Frederic Chopin – Musicians

Frederic Chopin was born in the river town of Zelazowa Wola, Poland in the year 1810. The exact birth date is not clearly defined, but it was either late February or early March. His father, Mikolaj Chopin, was a Frenchman who had moved to Poland as a young man, never to return to France.

Chopin took to the piano early and easily. At the age of seven, he was deemed a child prodigy similar to Mozart. At this age, he wrote his first two polonaises, G minor and B flat major. A polonaise, which Chopin is widely known as one of the greatest composers of this type of music, is a slow Polish dance. It carries a 3/4 beat and is usually the first dance of the evening in many Polish formal gatherings.

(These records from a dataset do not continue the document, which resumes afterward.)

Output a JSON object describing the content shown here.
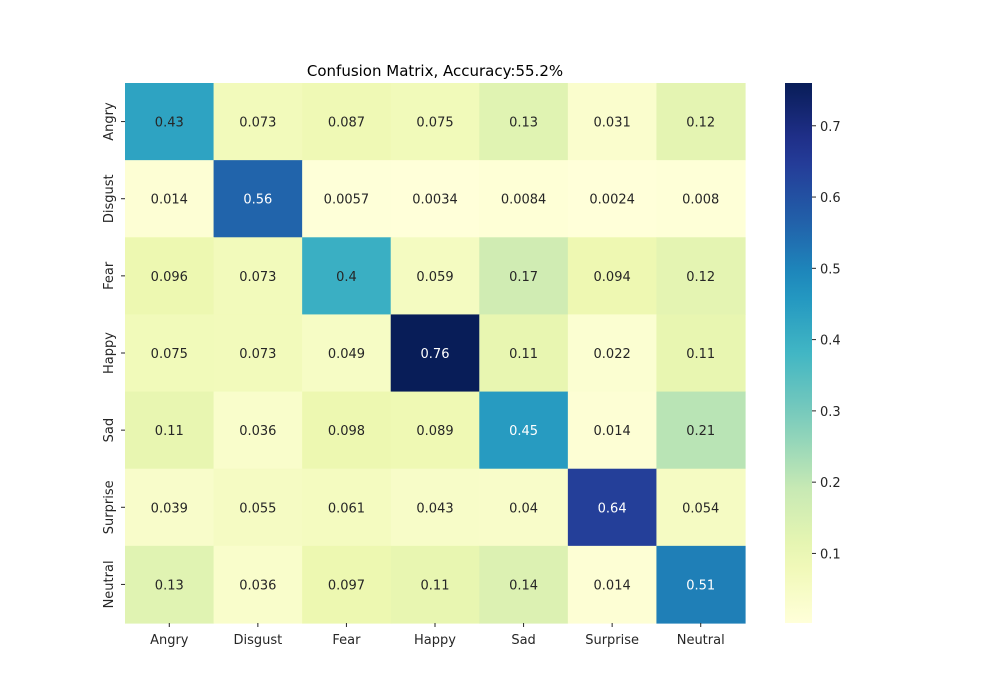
{
  "chart_data": {
    "type": "heatmap",
    "title": "Confusion Matrix, Accuracy:55.2%",
    "xlabel": "",
    "ylabel": "",
    "x_categories": [
      "Angry",
      "Disgust",
      "Fear",
      "Happy",
      "Sad",
      "Surprise",
      "Neutral"
    ],
    "y_categories": [
      "Angry",
      "Disgust",
      "Fear",
      "Happy",
      "Sad",
      "Surprise",
      "Neutral"
    ],
    "values": [
      [
        0.43,
        0.073,
        0.087,
        0.075,
        0.13,
        0.031,
        0.12
      ],
      [
        0.014,
        0.56,
        0.0057,
        0.0034,
        0.0084,
        0.0024,
        0.008
      ],
      [
        0.096,
        0.073,
        0.4,
        0.059,
        0.17,
        0.094,
        0.12
      ],
      [
        0.075,
        0.073,
        0.049,
        0.76,
        0.11,
        0.022,
        0.11
      ],
      [
        0.11,
        0.036,
        0.098,
        0.089,
        0.45,
        0.014,
        0.21
      ],
      [
        0.039,
        0.055,
        0.061,
        0.043,
        0.04,
        0.64,
        0.054
      ],
      [
        0.13,
        0.036,
        0.097,
        0.11,
        0.14,
        0.014,
        0.51
      ]
    ],
    "colormap": "YlGnBu",
    "colorbar": {
      "range": [
        0.0024,
        0.76
      ],
      "ticks": [
        0.1,
        0.2,
        0.3,
        0.4,
        0.5,
        0.6,
        0.7
      ],
      "tick_labels": [
        "0.1",
        "0.2",
        "0.3",
        "0.4",
        "0.5",
        "0.6",
        "0.7"
      ]
    },
    "annotations": true,
    "grid": false
  }
}
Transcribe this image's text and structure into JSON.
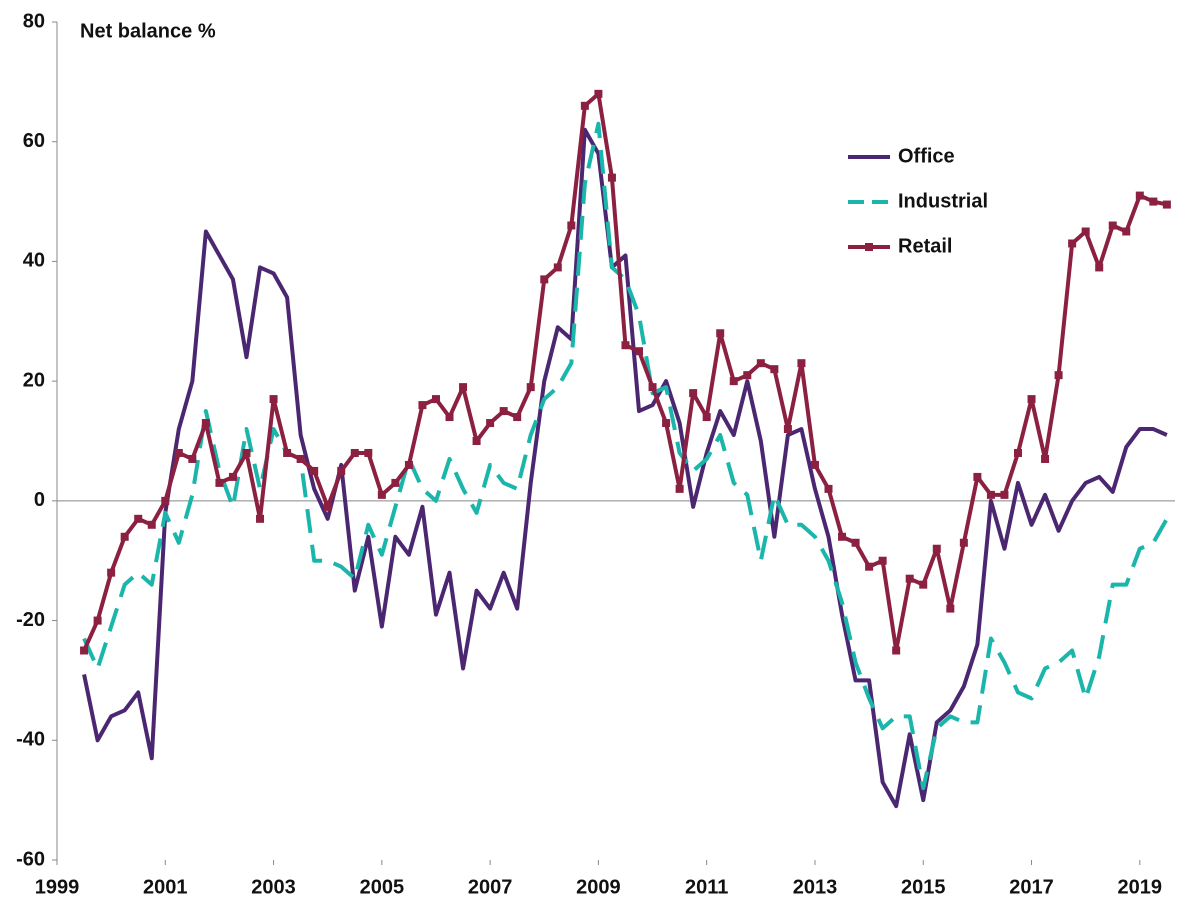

Unlike his father, Frederic Chopin did go to France where he had success as a performer and teacher. His 24 etudes, short pieces of music that trains a soloist in certain technical skill on their particular instrument, are regarded by many as some of the greatest works written for the piano.

Every five years the International Frederic Chopin Piano Competition is held in Warsaw. This competition is probably the most coveted prize for the classically trained pianist. The standards are so high that for two consecutive competitions, 1990 and 1995, no first prize was awarded.

At the early age of 29, Chopin succumbed to tuberculosis and ten years later the illness finally took his life. His memory lives on at his museum in the town of his birth and by the many that still today enjoy the sounds created by this master of the piano.